Photograph by Bill Pugliano/Getty Images

Voting at Carleton Middle School on Nov. 6, 2012 in Sterling Heights, Michigan.

Julianna Goldman and Lisa Lerer have traveled with President Barack Obama and Republican Mitt Romney through a long and hard-fought campaign. At campaign’s end, the two Bloomberg reporters have tales to tell about the candidates and a long road:

President Barack Obama was losing his voice, Goldman reports today, and for him that was a good sign.

“Even though my voice is getting kind of hoarse, I’ve still got a spring in my step,” Obama said in Cleveland at the end of a 48-hour marathon campaign swing late last month. “We’re fighting for the future. I’ve come to Ohio today to ask you for your vote.”

It was during that two-day, multi-battleground state sprint when, for the first time, the president showed he was willing to fight for his re-election. He had approached much of the campaign against Republican Mitt Romney with a sense of near- contempt for his opponent as though he could defeat him without much struggle, a posture that verged on arrogance.

At no point was that more vivid than during the first debate, when the president risked losing a second term with a somnolent 90-minute performance that left his backers dumbstruck and gave Romney’s supporters the energy they’d been lacking. After that night, aides said, Obama was smacked in the face with the potential for loss and it jolted him from his stasis.

A hoarse voice has often been the byproduct of his struggle for political survival. It showed in 2008 when he clinched the Iowa caucuses and again when he won enough delegates in the North Carolina and Indiana primaries to cement the Democratic Party’s presidential nomination

Twenty-four hours before Election Day, Lerer reports today,  the man at the front of the plane remained a mystery.

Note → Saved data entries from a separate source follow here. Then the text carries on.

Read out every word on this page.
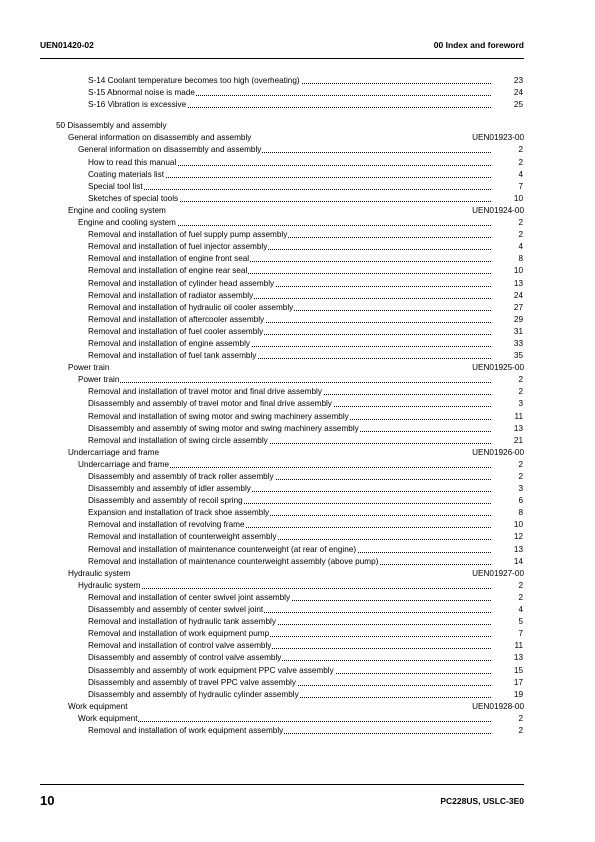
UEN01420-02	00 Index and foreword
S-14 Coolant temperature becomes too high (overheating)	23
S-15 Abnormal noise is made	24
S-16 Vibration is excessive	25
50 Disassembly and assembly
General information on disassembly and assembly	UEN01923-00
General information on disassembly and assembly	2
How to read this manual	2
Coating materials list	4
Special tool list	7
Sketches of special tools	10
Engine and cooling system	UEN01924-00
Engine and cooling system	2
Removal and installation of fuel supply pump assembly	2
Removal and installation of fuel injector assembly	4
Removal and installation of engine front seal	8
Removal and installation of engine rear seal	10
Removal and installation of cylinder head assembly	13
Removal and installation of radiator assembly	24
Removal and installation of hydraulic oil cooler assembly	27
Removal and installation of aftercooler assembly	29
Removal and installation of fuel cooler assembly	31
Removal and installation of engine assembly	33
Removal and installation of fuel tank assembly	35
Power train	UEN01925-00
Power train	2
Removal and installation of travel motor and final drive assembly	2
Disassembly and assembly of travel motor and final drive assembly	3
Removal and installation of swing motor and swing machinery assembly	11
Disassembly and assembly of swing motor and swing machinery assembly	13
Removal and installation of swing circle assembly	21
Undercarriage and frame	UEN01926-00
Undercarriage and frame	2
Disassembly and assembly of track roller assembly	2
Disassembly and assembly of idler assembly	3
Disassembly and assembly of recoil spring	6
Expansion and installation of track shoe assembly	8
Removal and installation of revolving frame	10
Removal and installation of counterweight assembly	12
Removal and installation of maintenance counterweight (at rear of engine)	13
Removal and installation of maintenance counterweight assembly (above pump)	14
Hydraulic system	UEN01927-00
Hydraulic system	2
Removal and installation of center swivel joint assembly	2
Disassembly and assembly of center swivel joint	4
Removal and installation of hydraulic tank assembly	5
Removal and installation of work equipment pump	7
Removal and installation of control valve assembly	11
Disassembly and assembly of control valve assembly	13
Disassembly and assembly of work equipment PPC valve assembly	15
Disassembly and assembly of travel PPC valve assembly	17
Disassembly and assembly of hydraulic cylinder assembly	19
Work equipment	UEN01928-00
Work equipment	2
Removal and installation of work equipment assembly	2
10	PC228US, USLC-3E0
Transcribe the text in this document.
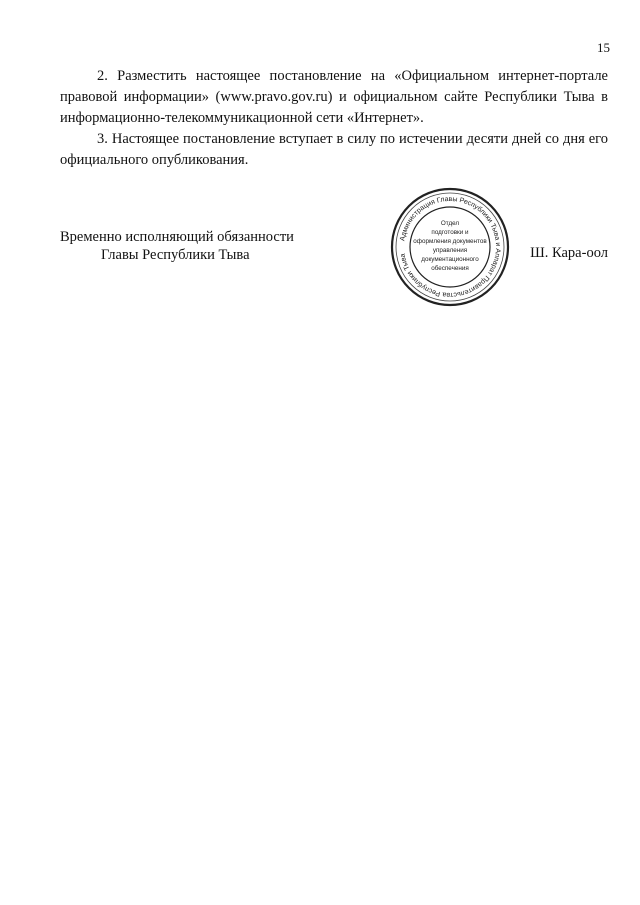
15

2. Разместить настоящее постановление на «Официальном интернет-портале правовой информации» (www.pravo.gov.ru) и официальном сайте Республики Тыва в информационно-телекоммуникационной сети «Интернет».

3. Настоящее постановление вступает в силу по истечении десяти дней со дня его официального опубликования.

Временно исполняющий обязанности
Главы Республики Тыва	Ш. Кара-оол
Администрация Главы Республики Тыва и Аппарат Правительства Республики Тыва
Отдел
подготовки и
оформления документов
управления
документационного
обеспечения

“I need your vote. I need your work,” Mitt Romney implored enthusiastic supporters from Florida to New Hampshire. “Walk with me. Walk with me together,” he said, while standing perfectly straight, an eye on the teleprompter, staying precisely on script.

Yet, with more than a decade of national exposure, hundreds of thousands of ads and life without private moments, Romney has remained largely inscrutable. To voters, the journalists traveling with him for almost two years and even some of his staff, the Republican nominee has revealed little beyond his campaign-crafted images as a business technocrat and family man. Should he lose his bid for the White House tonight, friends and supporters say, that opacity may be among the reasons.

In another election season, Romney’s reserve may have been more of a drag. The 2012 race is as much a referendum on President Barack Obama and a troubled economy as it is a choice for Romney. Aides say their campaign’s message is as much about the moment as it is the man.